In This Review
Pot Shards: Fragments of a Life Lived in CIA, the White House, and the Two Koreas

Pot Shards: Fragments of a Life Lived in CIA, the White House, and the Two Koreas

By Donald P. Gregg

VELLUM, 2014, 346 pp.

Gregg is best known for his service as U.S. ambassador to South Korea in 1989–93. But that post was merely the culmination of a distinguished 42-year career in Asia. Gregg started out as a CIA operations officer based in Burma, Japan, South Korea, and Vietnam and later served as a member of the National Security Council staff and as national security adviser to U.S. Vice President George H. W. Bush. He recounts his experiences with insight and humor. While serving as the CIA station chief in Seoul, he opposed the torture employed by the South Korean Central Intelligence Agency during the period of military rule.
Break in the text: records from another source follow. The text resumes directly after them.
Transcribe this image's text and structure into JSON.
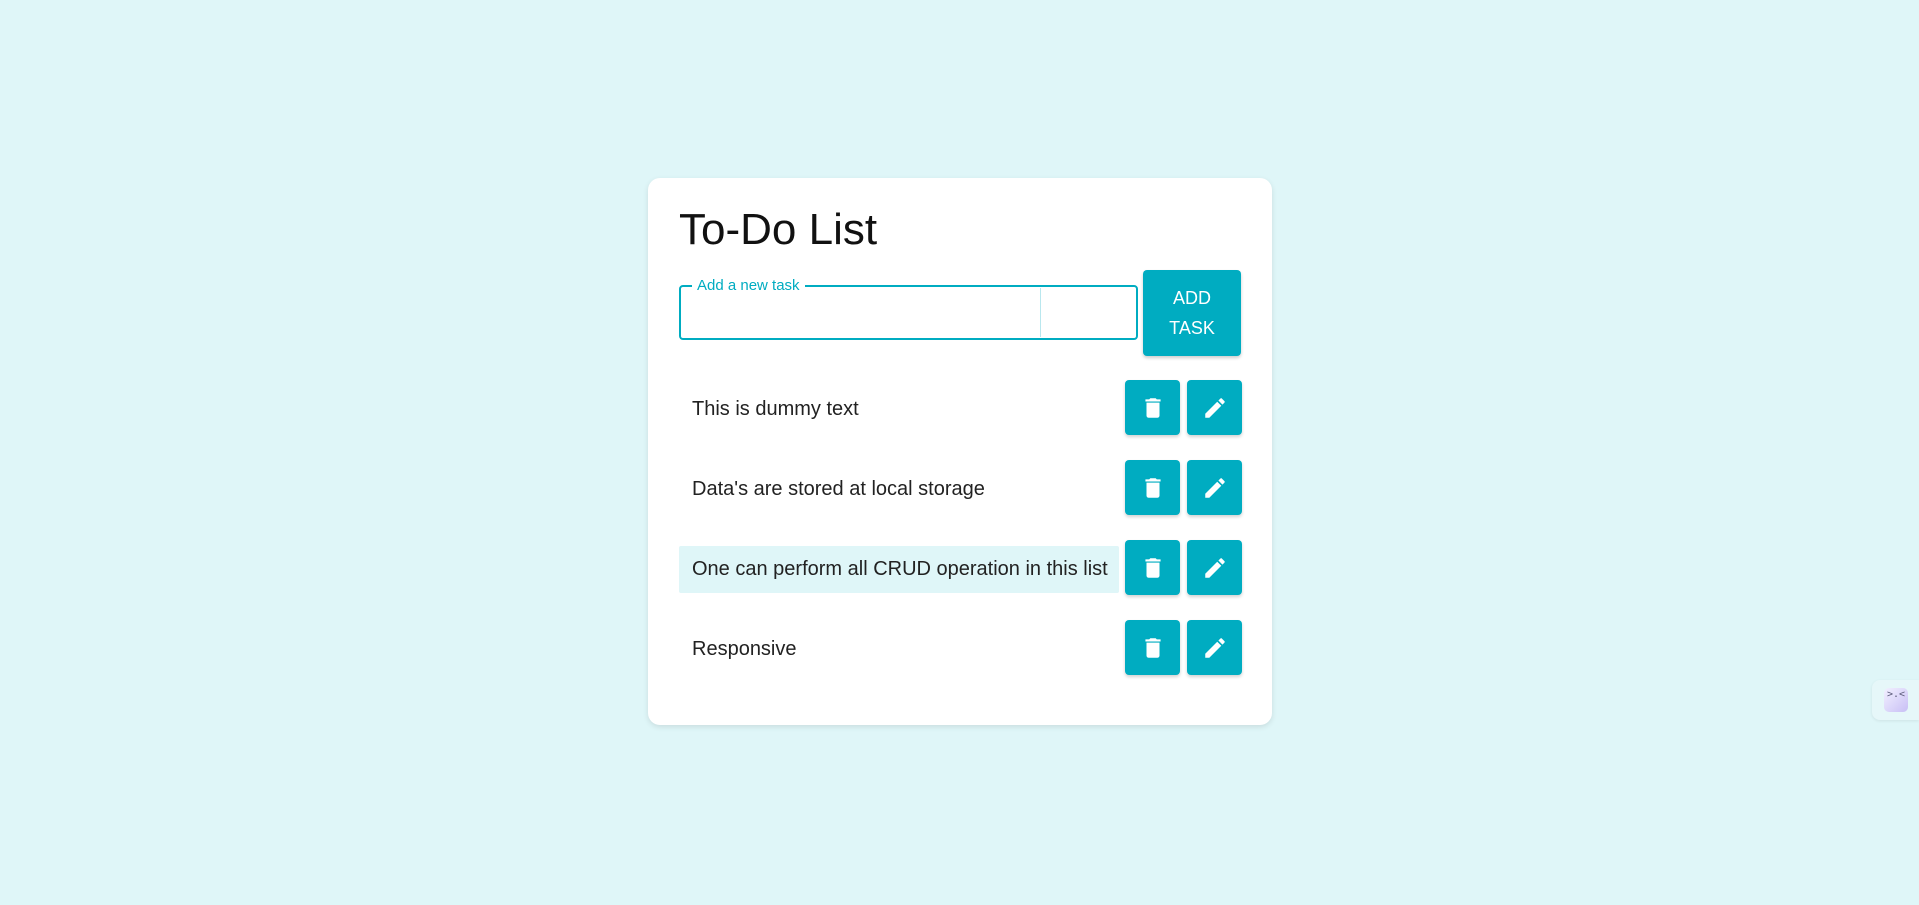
{
  "app": {
    "title": "To-Do List"
  },
  "input": {
    "label": "Add a new task",
    "value": ""
  },
  "add_button": {
    "label": "ADD TASK"
  },
  "tasks": [
    {
      "text": "This is dummy text",
      "highlighted": false
    },
    {
      "text": "Data's are stored at local storage",
      "highlighted": false
    },
    {
      "text": "One can perform all CRUD operation in this list",
      "highlighted": true
    },
    {
      "text": "Responsive",
      "highlighted": false
    }
  ],
  "icons": {
    "delete": "trash-icon",
    "edit": "pencil-icon"
  },
  "widget": {
    "glyph": ">.<"
  },
  "colors": {
    "background": "#dff6f8",
    "accent": "#00acc1",
    "card": "#ffffff",
    "highlight": "#dff6f8"
  }
}
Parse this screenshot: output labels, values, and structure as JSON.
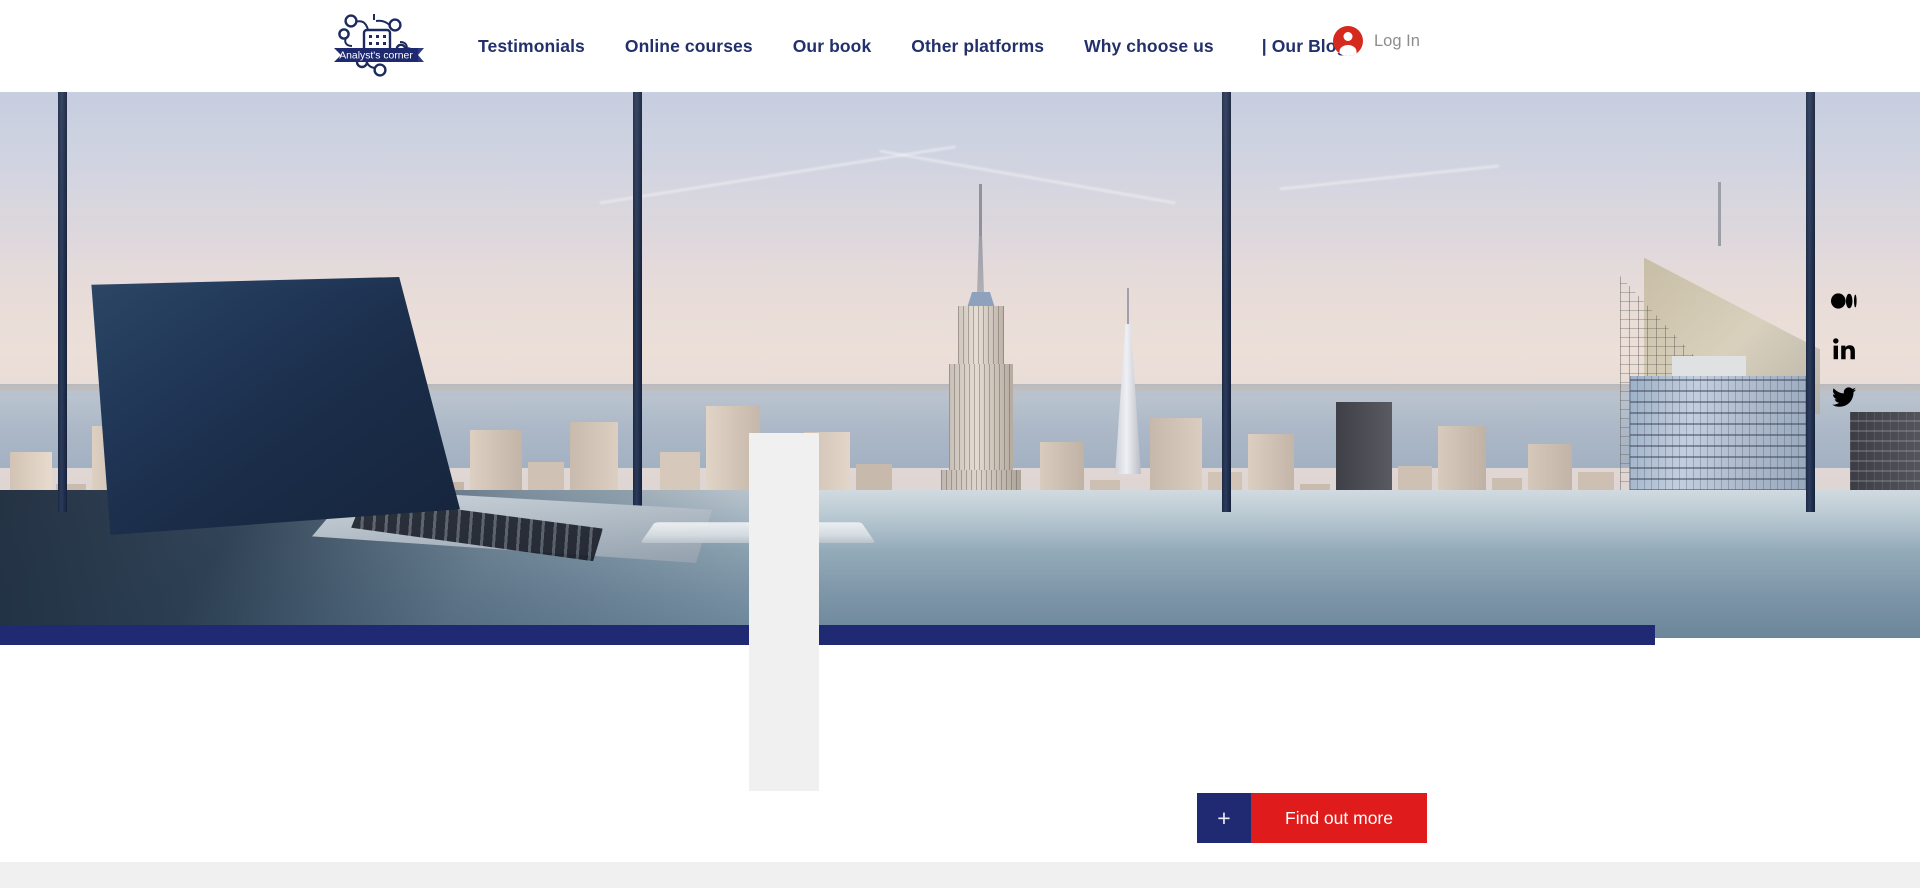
{
  "site": {
    "brand_name": "Analyst's corner",
    "logo_icon": "network-building-logo"
  },
  "header": {
    "nav_items": [
      {
        "label": "Testimonials",
        "name": "testimonials"
      },
      {
        "label": "Online courses",
        "name": "online-courses"
      },
      {
        "label": "Our book",
        "name": "our-book"
      },
      {
        "label": "Other platforms",
        "name": "other-platforms"
      },
      {
        "label": "Why choose us",
        "name": "why-choose-us"
      },
      {
        "label": "| Our Blog",
        "name": "our-blog"
      }
    ],
    "login": {
      "label": "Log In",
      "avatar_icon": "user-avatar-icon",
      "avatar_color": "#d52b1e",
      "label_color": "#8d8d8d"
    },
    "nav_color": "#22306b",
    "background": "#ffffff"
  },
  "hero": {
    "name": "hero-banner",
    "alt": "Laptop on a desk in front of a floor-to-ceiling window overlooking the New York City skyline",
    "accent_bar_color": "#1f2a73",
    "placeholder_color": "#f0f0f0"
  },
  "social": {
    "items": [
      {
        "label": "Medium",
        "icon": "medium-icon",
        "name": "social-medium"
      },
      {
        "label": "LinkedIn",
        "icon": "linkedin-icon",
        "name": "social-linkedin"
      },
      {
        "label": "Twitter",
        "icon": "twitter-icon",
        "name": "social-twitter"
      }
    ],
    "color": "#000000"
  },
  "cta": {
    "plus_label": "+",
    "label": "Find out more",
    "plus_bg": "#1f2a73",
    "label_bg": "#e01b1b",
    "text_color": "#ffffff"
  },
  "footer": {
    "background": "#f0f0f0"
  }
}
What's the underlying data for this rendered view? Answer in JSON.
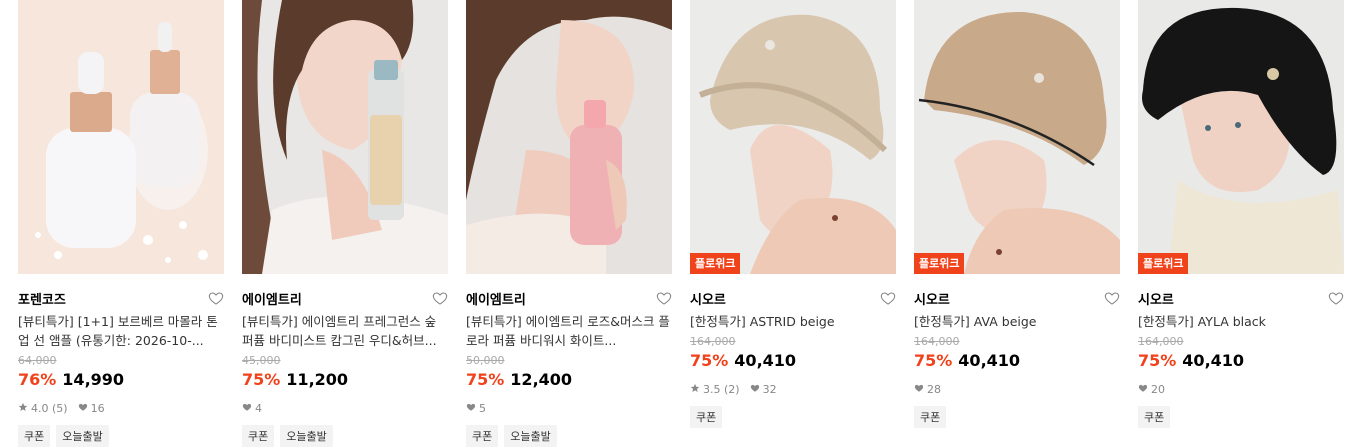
{
  "products": [
    {
      "brand": "포렌코즈",
      "name": "[뷰티특가] [1+1] 보르베르 마몰라 톤업 선 앰플 (유통기한: 2026-10-...",
      "original_price": "64,000",
      "discount": "76%",
      "price": "14,990",
      "rating": "4.0 (5)",
      "likes": "16",
      "badge": "",
      "tags": [
        "쿠폰",
        "오늘출발"
      ],
      "image": "serum-bottles"
    },
    {
      "brand": "에이엠트리",
      "name": "[뷰티특가] 에이엠트리 프레그런스 숲 퍼퓸 바디미스트 캄그린 우디&허브...",
      "original_price": "45,000",
      "discount": "75%",
      "price": "11,200",
      "rating": "",
      "likes": "4",
      "badge": "",
      "tags": [
        "쿠폰",
        "오늘출발"
      ],
      "image": "model-with-mist"
    },
    {
      "brand": "에이엠트리",
      "name": "[뷰티특가] 에이엠트리 로즈&머스크 플로라 퍼퓸 바디워시 화이트...",
      "original_price": "50,000",
      "discount": "75%",
      "price": "12,400",
      "rating": "",
      "likes": "5",
      "badge": "",
      "tags": [
        "쿠폰",
        "오늘출발"
      ],
      "image": "model-with-bodywash"
    },
    {
      "brand": "시오르",
      "name": "[한정특가] ASTRID beige",
      "original_price": "164,000",
      "discount": "75%",
      "price": "40,410",
      "rating": "3.5 (2)",
      "likes": "32",
      "badge": "플로위크",
      "tags": [
        "쿠폰"
      ],
      "image": "model-knit-hat-beige"
    },
    {
      "brand": "시오르",
      "name": "[한정특가] AVA beige",
      "original_price": "164,000",
      "discount": "75%",
      "price": "40,410",
      "rating": "",
      "likes": "28",
      "badge": "플로위크",
      "tags": [
        "쿠폰"
      ],
      "image": "model-crochet-hat-beige"
    },
    {
      "brand": "시오르",
      "name": "[한정특가] AYLA black",
      "original_price": "164,000",
      "discount": "75%",
      "price": "40,410",
      "rating": "",
      "likes": "20",
      "badge": "플로위크",
      "tags": [
        "쿠폰"
      ],
      "image": "model-crochet-hat-black"
    }
  ],
  "colors": {
    "accent": "#f0421b",
    "muted": "#888888"
  }
}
He twice helped prevent the military-led government from killing Kim Dae-jung, a dissident who later went on to become South Korea’s president and win the Nobel Peace Prize. Gregg offers few details of his work for the CIA, drawing more from his NSC and ambassadorial postings. Throughout, he provides a rich sense of the highs and lows of family and professional life in government service and reflects on the role of personalities in making policy machinery work well (as was sometimes the case in South Korea) or poorly (as was often the case in Vietnam).